How many chains, with a starting number below one million, contain exactly sixty non-repeating terms?
To calculate the digit factorial sum, I’ll be taking a mathematical approach, instead of converting to string and iterating, as that could slow things down. The ones digit in a number $n$ is obtained through $n\mod 10$. Meanwhile, $\lfloor n/10 \rfloor$ will delete the last digit. Using these two operations we can go through each digit without converting to a string.
Because we are dealing with chains, during calculation of the current chain, anytime we encounter a number whose chain length has already been calculated, we can immediately stop calculation and add the length. This drastically reduces the number of computations we need to do.

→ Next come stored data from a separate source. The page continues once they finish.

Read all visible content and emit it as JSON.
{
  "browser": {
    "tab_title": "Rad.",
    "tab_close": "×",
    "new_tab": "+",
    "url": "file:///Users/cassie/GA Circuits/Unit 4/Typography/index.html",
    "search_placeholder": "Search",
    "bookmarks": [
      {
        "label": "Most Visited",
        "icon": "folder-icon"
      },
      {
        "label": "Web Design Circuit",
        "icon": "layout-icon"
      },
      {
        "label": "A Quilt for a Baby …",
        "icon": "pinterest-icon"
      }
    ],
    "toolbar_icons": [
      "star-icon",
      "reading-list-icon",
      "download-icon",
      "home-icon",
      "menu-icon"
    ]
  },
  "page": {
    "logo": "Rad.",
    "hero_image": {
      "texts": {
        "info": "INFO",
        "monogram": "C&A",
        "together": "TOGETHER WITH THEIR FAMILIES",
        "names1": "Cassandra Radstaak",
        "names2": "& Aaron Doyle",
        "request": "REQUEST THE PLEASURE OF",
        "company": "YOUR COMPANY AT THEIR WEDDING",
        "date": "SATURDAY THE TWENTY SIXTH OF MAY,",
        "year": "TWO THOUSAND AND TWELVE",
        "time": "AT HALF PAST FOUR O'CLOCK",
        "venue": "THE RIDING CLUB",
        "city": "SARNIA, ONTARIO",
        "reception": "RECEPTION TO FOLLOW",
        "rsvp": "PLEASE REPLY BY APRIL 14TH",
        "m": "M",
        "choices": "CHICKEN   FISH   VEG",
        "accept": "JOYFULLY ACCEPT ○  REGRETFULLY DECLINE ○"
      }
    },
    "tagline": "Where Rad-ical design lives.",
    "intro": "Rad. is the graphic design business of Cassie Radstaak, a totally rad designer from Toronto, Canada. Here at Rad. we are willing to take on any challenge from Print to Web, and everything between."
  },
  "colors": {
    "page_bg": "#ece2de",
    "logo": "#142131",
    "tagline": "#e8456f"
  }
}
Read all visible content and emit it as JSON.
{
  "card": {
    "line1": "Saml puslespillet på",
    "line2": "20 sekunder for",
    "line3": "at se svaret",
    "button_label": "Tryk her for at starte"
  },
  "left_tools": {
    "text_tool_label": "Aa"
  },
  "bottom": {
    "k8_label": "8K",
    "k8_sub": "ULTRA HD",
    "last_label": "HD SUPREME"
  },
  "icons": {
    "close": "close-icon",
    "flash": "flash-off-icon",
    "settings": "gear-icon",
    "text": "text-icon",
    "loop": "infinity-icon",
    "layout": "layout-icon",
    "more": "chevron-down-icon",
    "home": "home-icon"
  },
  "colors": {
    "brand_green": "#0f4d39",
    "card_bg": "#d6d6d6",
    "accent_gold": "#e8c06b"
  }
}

To account for the possibility that starting numbers under one million can have numbers greater than that in their chain, I’ll use defaultdict to store the chain lengths.

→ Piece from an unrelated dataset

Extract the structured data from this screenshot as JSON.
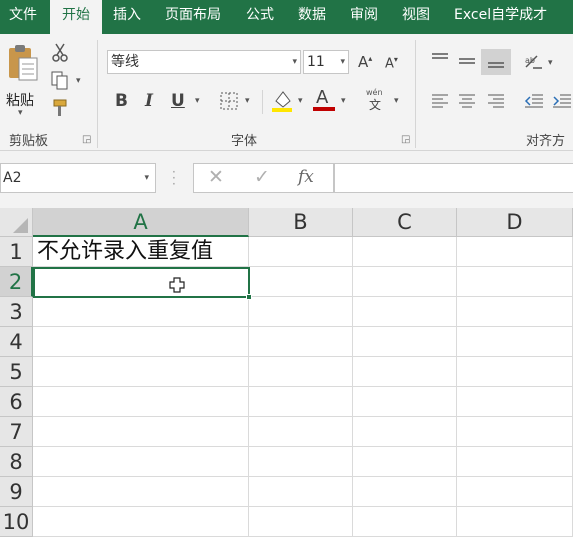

We can also store the initial loop chain lengths to prevent any other numbers from falling into a loop. 40585 is actually another number that equals itself when taking the sum of the factorials of its digits.
# file: "problem074.py"
chainLengths = defaultdict(int)
# 1! = 1, 2! = 2, 145! ==> 145
# 40585! ==> 40585
# set these to 1
chainLengths[1] = 1
chainLengths[2] = 1
chainLengths[145] = 1
chainLengths[40585] = 1
# 871, 45361, 872, 45362
# have lengths of 2
for num in [871, 872, 45361, 45362]:
chainLengths[num] = 2
# 169, 363601, 1454 have length 3
for num in [169, 363601, 1454]:
chainLengths[num] = 3
# Calculate length
# of chains for everything less
# than 1 million
limit = 1000000
for n in range(3, limit):
# See if it's been calculated
if chainLengths[n] > 0:
continue
# Calculate until we've reached a
# number that has been calculated...
num = n
length = 1
visited = [num]
while chainLengths[num] == 0:
num = factorialDigitSum(num)
visited.append(num)
length += 1
# Now set the visited numbers...
# l is an offset.
for l, k in enumerate(visited[::-1]):
chainLengths[k] = l + chainLengths[num]
# Count how many numbers have chain length 60
countOfLength60 = 0
for num, length in chainLengths.items():
if num < limit and length == 60:
countOfLength60 += 1
print(countOfLength60)
A 0 means the chain hasn’t been calculated yet. Running the code above results in,
402
3.9272377 seconds.
Thus, there are 402 terms with exactly 60 non-repeating terms in their chain. If we check the length of chainLengths, we see that there are 1000208, meaning we ended up storing 208 numbers above our limit.